Mese della memoria: Le persecuzioni alle persone LGBTQ+ durante il fascismo

Un capitolo troppo spesso dimenticato

Immagine triangolo rosa

Quando si parla delle persecuzioni subite dalla persone LGBTQ+ durante i regimi totalitari del XX secolo, il triangolo rosa e la brutalità del nazismo sono spesso al centro del discorso. Tuttavia, sento la necessità di fare un approfondimento che ci riguarda ancora più da vicino, perché anche in Italia, durante il regime fascista, la comunità LGBTQ+ subì discriminazioni, violenze e repressioni che meritano di essere ricordate. Ne avevo fatto degli accenni sul precedente post dedicato al mese della memoria intitolato Mese della Memoria: Le vittime LGBTQ+ del nazismo.

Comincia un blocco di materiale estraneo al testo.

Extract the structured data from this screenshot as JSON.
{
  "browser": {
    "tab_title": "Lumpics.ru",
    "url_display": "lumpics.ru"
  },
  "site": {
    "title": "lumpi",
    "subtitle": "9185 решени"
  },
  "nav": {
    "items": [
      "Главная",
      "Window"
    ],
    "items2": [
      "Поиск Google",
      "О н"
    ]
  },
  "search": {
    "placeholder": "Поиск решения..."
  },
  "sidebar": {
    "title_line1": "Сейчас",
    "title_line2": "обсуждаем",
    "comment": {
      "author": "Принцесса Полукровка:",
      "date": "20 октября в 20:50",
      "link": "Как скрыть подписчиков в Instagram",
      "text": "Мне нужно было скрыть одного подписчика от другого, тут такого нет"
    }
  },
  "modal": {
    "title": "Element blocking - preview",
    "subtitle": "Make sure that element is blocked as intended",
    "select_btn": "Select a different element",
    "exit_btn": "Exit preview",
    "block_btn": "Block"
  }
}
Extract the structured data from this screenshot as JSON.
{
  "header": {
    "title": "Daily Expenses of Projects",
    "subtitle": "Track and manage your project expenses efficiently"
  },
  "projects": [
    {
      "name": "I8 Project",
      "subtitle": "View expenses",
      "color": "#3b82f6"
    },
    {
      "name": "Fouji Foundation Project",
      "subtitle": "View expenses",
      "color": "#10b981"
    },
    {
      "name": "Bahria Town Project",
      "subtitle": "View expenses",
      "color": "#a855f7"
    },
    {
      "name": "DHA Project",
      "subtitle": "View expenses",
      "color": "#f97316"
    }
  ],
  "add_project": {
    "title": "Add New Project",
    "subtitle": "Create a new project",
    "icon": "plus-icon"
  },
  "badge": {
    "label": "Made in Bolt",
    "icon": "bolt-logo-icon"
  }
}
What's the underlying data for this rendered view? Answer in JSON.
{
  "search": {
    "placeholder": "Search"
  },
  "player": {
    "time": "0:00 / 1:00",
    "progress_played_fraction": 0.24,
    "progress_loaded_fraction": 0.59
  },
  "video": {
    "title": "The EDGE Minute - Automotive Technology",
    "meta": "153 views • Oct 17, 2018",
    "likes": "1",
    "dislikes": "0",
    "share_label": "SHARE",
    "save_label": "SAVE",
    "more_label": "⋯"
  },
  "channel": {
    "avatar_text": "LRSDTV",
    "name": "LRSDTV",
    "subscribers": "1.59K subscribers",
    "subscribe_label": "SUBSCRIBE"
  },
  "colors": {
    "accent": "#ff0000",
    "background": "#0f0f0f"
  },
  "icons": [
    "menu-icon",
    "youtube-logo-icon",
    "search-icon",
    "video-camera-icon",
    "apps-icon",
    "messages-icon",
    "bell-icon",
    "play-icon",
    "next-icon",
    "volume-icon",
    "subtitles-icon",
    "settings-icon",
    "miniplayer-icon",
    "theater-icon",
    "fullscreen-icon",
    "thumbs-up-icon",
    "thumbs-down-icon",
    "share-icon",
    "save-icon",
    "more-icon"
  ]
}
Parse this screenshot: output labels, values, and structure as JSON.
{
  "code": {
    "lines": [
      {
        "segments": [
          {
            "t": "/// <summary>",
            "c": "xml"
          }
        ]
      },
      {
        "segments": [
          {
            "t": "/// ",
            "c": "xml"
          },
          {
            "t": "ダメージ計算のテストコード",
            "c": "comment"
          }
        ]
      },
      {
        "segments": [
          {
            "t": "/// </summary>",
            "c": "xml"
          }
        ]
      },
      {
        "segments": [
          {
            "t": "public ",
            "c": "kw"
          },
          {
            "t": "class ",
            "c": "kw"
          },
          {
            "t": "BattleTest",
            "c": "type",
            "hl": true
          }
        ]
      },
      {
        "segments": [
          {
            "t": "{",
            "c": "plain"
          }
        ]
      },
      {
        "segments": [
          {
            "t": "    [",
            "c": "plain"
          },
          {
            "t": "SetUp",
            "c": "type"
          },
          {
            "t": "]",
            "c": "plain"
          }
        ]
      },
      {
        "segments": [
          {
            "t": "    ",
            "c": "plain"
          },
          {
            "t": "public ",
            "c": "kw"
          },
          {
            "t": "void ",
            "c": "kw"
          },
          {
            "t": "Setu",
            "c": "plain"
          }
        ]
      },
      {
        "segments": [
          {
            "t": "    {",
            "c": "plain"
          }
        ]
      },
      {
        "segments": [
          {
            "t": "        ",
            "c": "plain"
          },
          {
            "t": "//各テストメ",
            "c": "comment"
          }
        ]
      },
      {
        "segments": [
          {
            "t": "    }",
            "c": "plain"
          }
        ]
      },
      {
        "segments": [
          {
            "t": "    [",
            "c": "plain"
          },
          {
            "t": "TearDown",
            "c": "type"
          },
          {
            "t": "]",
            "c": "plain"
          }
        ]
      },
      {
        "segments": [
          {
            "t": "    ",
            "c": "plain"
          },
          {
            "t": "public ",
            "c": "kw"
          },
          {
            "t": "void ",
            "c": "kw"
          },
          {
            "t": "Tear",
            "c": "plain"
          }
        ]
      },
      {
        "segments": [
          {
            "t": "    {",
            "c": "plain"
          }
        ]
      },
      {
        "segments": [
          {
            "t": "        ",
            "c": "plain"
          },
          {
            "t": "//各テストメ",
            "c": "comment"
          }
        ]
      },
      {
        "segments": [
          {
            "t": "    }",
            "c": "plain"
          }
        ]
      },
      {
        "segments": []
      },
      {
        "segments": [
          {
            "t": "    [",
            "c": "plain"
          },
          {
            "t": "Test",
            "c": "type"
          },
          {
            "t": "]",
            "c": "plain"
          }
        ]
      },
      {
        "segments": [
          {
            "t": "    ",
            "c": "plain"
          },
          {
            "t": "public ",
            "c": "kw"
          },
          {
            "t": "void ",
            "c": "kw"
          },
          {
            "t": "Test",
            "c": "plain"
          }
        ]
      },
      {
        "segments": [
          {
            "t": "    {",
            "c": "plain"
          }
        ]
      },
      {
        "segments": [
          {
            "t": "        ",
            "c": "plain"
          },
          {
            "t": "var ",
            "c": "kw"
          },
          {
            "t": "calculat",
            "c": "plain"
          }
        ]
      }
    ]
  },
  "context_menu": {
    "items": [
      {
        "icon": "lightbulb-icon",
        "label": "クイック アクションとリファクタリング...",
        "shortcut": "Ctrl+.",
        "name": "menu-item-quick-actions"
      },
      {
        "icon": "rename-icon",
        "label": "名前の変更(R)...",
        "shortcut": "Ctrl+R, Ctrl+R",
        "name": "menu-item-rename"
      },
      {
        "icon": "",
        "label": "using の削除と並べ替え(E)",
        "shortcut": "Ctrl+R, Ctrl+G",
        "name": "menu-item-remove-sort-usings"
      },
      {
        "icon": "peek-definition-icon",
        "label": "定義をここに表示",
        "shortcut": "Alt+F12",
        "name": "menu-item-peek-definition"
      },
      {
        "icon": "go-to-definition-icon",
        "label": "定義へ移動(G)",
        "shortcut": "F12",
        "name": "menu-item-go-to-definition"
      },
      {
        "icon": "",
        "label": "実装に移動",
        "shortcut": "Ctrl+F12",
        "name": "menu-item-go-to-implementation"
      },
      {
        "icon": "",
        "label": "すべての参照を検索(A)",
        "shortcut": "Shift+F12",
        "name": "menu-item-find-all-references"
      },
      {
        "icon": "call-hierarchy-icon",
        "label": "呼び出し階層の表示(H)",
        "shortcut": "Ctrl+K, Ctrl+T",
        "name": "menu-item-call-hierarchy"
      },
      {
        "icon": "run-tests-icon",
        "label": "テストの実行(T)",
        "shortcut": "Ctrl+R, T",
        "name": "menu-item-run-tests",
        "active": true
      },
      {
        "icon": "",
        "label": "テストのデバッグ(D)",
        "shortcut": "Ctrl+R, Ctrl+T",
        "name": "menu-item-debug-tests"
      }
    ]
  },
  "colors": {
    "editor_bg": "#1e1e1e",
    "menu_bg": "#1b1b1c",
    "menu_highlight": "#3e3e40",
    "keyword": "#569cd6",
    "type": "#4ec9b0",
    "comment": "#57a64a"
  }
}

La repressione sotto il fascismo

Il fascismo italiano, con la sua visione iper-maschilista e autoritaria, disprezzava tutto ciò che non rientrava nei suoi rigidi canoni. Sebbene in Italia non esistessero leggi che condannassero esplicitamente l’omosessualità, il regime utilizzò strumenti repressivi indiretti per marginalizzare e punire le persone LGBTQ+.

Il regime fascista di Benito Mussolini si fondava su un’idea rigida di società basata sull’ordine, la moralità e il conformismo. L’omosessualità era considerata una devianza incompatibile con l’ideale fascista dell’uomo e quindi punita con misure amministrative.

Segnalo una graphic-novel molto interessante sull’argomento

Copertina del libro In Italia sono tutti maschi

IN ITALIA SONO TUTTI MASCHI – De Santis/Colaone

In Italia erano tutti maschi, attivi, virili e poco inclini a tali debolezze. Queste furono le parole con cui Mussolini liquidò ufficialmente la questione degli omosessuali. Invece che fu attuata una repressione e circa 300 omosessuali vennero mandati al confino. La narrazione prende l’avvio da questi fatti e si ispira alla figura di uno dei testimoni di questa vicenda
Pagine: 170

Il confino era uno strumento inizialmente usato per gli oppositori politici, poi venne esteso a chiunque fosse considerato una minaccia all’ordine pubblico, incluse le persone omosessuali. Tra le destinazioni del confino, spiccavano le isole italiane, luoghi remoti e difficilmente accessibili.

Le persone sospettare di essere omosessuali venivano spesso accusate di atti contrari alla morale, indegnità o disordine pubblico. Arrestate, schedate, costrette a subire umiliazioni pubbliche o deportate in località isolate come l’isola di San Domino.

San Domino

A partire dal 1938, San Domino fu scelta come luogo di detenzione per decine di uomini accusati di pederastia. Questi uomini venivano prelevati dalle loro città, spesso in seguito a denunce o retate e poi deportati senza un processo regolare.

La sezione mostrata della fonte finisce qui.